Teks, gerak tubuh, emosi dan karakter
adalah alat utama pertunjukan teater. Untuk menyampaikan pesan atau cerita
dalam pertunjukan teater para aktor dapat menggunakan bahasa tubuh, gestur, dan
gerakan mimiknya untuk mengungkapkan emosi, dan karakter yang diproyeksikan.

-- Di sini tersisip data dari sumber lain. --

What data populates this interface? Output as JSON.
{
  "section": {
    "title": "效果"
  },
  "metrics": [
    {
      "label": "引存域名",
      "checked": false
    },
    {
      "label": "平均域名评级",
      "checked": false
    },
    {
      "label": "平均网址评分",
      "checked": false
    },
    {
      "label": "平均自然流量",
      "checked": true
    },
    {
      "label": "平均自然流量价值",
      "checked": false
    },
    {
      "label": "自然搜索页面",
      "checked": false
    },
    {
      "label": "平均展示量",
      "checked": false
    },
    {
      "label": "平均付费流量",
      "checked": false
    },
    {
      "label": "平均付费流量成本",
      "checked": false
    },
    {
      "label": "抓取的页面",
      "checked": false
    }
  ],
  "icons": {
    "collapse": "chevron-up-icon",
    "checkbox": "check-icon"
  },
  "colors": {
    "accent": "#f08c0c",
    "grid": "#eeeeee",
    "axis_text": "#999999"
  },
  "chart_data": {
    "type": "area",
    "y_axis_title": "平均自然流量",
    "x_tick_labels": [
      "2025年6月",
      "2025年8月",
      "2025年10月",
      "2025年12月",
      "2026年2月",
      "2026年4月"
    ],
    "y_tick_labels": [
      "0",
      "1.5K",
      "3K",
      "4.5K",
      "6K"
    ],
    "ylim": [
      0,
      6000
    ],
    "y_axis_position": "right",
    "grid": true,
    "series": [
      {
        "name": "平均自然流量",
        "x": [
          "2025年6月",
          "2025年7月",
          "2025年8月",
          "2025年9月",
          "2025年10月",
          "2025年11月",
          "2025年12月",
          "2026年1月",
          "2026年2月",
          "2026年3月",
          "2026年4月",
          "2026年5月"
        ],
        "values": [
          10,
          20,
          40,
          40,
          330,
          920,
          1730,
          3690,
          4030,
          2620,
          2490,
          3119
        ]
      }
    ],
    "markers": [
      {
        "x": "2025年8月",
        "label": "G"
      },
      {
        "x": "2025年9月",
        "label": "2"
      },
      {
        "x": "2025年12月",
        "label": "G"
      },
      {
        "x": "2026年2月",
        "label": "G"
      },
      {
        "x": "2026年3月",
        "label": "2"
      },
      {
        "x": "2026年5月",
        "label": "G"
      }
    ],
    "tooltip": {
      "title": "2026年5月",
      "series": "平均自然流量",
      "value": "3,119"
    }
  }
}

Elemen tersebut dapat menjadi semacam
narasi meski tanpa menggunakan dialog verbal yang kompleks. Untuk menguasai dan
memanfaatkan elemen ini, secara teknikal tentu membutuhkan proses latihan
serius dan sungguh-sungguh.
Jika memperhatikan cara aktor GNS
berjalan, berdiri dan berinteraksi dengan objek atau orang lain, gerakan mereka
belum lagi mampu optimal menyampaikan informasi penting dalam tampilan karakter
dan situasi Bugis yang diproyeksikan. Ini juga bagian yang masih perlu dilatih
untuk penguatan karya selanjutnya.
Aktor GNS yang menyuarakan teks arkaisnya
masih terdengar terbata-bata ketika berusaha menyampaikan pesan dari cerita
dalam dialek Bugis, pantaslah jika kemudian mereka menggunakan cara pintas
memilih mengandalkan bahasa visual, bahasa tubuh, ketika meniru tampilan khas
Bugis.
Terlihat dan terasa benar, bahasa visual,
bahasa tubuh yang diwujudkan pada pertunjukan sore hari itu masih bersifat
universal dan klise, tapi upaya mereka telah diwujudkan seoptimal mungkin untuk
tetap dapat dipahami oleh berbagai kalangan, tanpa batas hambatan bahasa verbal
Bugis.
Tujuan utama menonton pertunjukan teater
memang adalah untuk menikmati dan memahami cerita tapi tak perlu khawatir jika
tidak dapat memahami cerita dari teks- setiap kata dan kalimat karena masih ada
elemen lain yang bisa dinikmati. Seumpama syair lantunan passureq ini:
Tuling-ngi matuq ana’ datuE rudu sikekku,
Dengarlah wahai syairku, wahai anak raja
Dewata ttaro to sipurio sumangeq lolang,
Dewata-lah yang menanamkan cinta-kasih
Dewata ttaro doko mellinrung,
Dewata-lah yang menyembuhkan rasa sakit.
Dewata ttaro limongeng sobbu,
Dewata mengetahui yang tersembunyi.
Suatu ungkapan sastrawi yang eksotis
Kebangkitan Semangat Kultural
Dengan sedikit mengabaikan segala catatan
elementer diatas, pertunjukan oleh generasi muda teater Sulawesi Selatan ini
masih terbilang cukup mampu memesona, menggugah emosi dan imajinasi penonton
melalui visualisasi yang kuat dengan dukungan tata cahaya, ekspresif dan
impresif, hasil upaya Sukma Sillanan.
Sebagai grup penyandang prestasi Juara
Pertama pada Festival Teater Berbahasa Daerah se Sulawesi Selatan dan Sulawesi
Barat Tahun 2024 yang diselenggarakan oleh Balai Bahasa Propinsi Sulawesi
Selatan, maka Teater SATU SMAN I Makassar masih pantas menyandangkan harapan
untuk masa depan, terwujudnya kebangkitan semangat kultural generasi muda
melalui panggung teater.
Untuk pencapaian prestasi Teater SATU SMAN
I Makassar masa kini, pantas pula pada mereka dijadikan sampel bahwa di
Makassar masih ada anak-anak muda yang tidak larut pada arus budaya global,
digital hingga akut terpapar toxid gadget, tapi dengan perkasa mereka juga
memberi perhatian pada keunggulan budayanya. Kali ini budaya Bugis.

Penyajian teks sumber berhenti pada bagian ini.